Как и в случае с книгами, написанными в период его расцвета — «Веселая наука», «Заратустра», «По ту сторону добра и зла» и «К генеалогии морали» — мы не можем не впечатлиться глубокой психологической проницательностью Ницше, проницательностью, которая показала его как мощного судью людей и вещей, не имеющего равных в девятнадцатом или, возможно, в любом другом веке. Один из примеров этого мы видим в его глубоком анализе апостола Павла (афоризм 68), в котором душа «первого христианина» безжалостно и реалистично обнажается перед нами.
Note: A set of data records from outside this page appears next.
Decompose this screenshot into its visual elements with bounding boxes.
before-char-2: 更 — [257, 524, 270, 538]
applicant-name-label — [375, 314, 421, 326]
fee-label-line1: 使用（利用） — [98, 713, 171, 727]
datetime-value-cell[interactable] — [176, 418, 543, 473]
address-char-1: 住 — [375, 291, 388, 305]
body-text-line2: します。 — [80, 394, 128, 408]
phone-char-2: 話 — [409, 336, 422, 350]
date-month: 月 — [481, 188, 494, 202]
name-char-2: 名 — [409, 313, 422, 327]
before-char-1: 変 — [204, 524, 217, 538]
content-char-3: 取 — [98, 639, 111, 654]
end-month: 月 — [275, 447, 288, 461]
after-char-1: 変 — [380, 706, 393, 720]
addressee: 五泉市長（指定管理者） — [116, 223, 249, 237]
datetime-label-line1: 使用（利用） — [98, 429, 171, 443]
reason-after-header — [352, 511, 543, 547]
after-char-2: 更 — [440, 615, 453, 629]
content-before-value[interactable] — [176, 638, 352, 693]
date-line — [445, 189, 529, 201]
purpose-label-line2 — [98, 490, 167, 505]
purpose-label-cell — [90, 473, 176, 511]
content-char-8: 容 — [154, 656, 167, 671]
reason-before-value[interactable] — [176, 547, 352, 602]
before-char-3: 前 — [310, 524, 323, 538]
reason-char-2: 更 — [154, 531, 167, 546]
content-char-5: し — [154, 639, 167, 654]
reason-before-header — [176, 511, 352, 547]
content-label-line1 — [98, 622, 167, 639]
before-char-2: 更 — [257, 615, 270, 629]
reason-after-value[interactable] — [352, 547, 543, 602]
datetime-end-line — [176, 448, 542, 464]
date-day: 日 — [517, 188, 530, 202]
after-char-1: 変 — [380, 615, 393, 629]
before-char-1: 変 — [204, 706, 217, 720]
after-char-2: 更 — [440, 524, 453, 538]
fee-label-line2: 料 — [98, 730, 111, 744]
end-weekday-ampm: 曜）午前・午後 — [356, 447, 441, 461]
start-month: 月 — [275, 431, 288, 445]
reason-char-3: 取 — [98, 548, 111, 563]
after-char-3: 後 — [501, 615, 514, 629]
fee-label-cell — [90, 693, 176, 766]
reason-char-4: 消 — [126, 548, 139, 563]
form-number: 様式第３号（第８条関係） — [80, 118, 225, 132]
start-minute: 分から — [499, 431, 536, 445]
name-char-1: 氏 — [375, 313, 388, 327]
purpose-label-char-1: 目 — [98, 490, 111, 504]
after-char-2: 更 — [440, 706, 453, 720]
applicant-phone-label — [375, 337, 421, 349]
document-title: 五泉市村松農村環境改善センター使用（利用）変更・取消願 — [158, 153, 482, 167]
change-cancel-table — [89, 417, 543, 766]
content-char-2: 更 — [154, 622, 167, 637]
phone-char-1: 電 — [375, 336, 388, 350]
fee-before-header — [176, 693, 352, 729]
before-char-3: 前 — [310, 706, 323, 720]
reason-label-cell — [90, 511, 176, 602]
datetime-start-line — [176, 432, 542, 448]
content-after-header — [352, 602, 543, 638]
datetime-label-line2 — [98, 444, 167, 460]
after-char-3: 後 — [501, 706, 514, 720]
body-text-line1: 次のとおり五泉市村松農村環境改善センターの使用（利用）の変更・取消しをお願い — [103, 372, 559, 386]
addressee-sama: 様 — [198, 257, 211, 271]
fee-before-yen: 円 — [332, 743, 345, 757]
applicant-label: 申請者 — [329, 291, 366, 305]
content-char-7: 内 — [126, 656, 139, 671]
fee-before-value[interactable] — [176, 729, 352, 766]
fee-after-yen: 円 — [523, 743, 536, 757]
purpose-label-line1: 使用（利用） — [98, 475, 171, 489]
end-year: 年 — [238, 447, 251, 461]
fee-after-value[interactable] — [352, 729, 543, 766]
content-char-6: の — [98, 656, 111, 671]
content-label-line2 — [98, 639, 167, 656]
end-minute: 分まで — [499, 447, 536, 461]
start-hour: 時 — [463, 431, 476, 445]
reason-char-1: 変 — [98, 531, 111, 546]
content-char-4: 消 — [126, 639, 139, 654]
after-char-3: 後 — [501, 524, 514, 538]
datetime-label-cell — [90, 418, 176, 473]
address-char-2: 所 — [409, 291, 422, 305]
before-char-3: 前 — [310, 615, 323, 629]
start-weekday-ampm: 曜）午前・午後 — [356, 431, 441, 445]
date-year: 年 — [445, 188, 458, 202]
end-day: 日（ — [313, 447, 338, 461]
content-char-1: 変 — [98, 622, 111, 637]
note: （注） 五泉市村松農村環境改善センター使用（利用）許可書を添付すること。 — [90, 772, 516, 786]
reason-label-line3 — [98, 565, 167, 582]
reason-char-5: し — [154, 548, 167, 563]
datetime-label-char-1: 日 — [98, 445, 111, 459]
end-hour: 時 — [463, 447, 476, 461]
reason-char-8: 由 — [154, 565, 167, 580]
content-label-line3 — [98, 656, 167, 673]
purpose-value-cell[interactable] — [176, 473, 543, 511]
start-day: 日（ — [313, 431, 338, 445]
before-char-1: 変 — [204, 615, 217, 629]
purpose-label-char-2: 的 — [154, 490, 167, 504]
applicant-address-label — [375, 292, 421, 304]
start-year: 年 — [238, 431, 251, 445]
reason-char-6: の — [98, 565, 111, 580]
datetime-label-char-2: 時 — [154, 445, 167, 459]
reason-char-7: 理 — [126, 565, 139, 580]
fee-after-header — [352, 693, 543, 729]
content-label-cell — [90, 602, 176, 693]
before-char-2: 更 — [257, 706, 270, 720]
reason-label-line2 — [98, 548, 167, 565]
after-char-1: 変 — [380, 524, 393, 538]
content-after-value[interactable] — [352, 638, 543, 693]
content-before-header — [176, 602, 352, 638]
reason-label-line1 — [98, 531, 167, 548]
Итог, подведенный Ницше основателю христианства — ибо, как теперь общепризнано, именно Павел, а не Христос, основал христианскую церковь, — еще не вызвал тех горьких нападок со стороны теологов, которых можно было ожидать, хотя одна из причин этого кажущегося пренебрежения, несомненно, заключается в том, что портрет слишком правдив, и в этих обстоятельствах молчание защитников веры, которые в остальном, как правило, достаточно словоохотливы, безусловно, золото. Не вызвала ответа и насмешка в афоризме 84 со стороны тех, кому она была адресована; а «свободная» (если не сказать нечестная) интерпретация Библии христианскими учеными и теологами, которая все еще весело продолжается, теперь обращена и на труды самого Ницше. Ибо работы философа теперь «объясняются» немецкими теологами самым наивным и дерзким образом, с умением, которое, несомненно, было приобретено в результате многовековой искусной интерпретации Священного Писания.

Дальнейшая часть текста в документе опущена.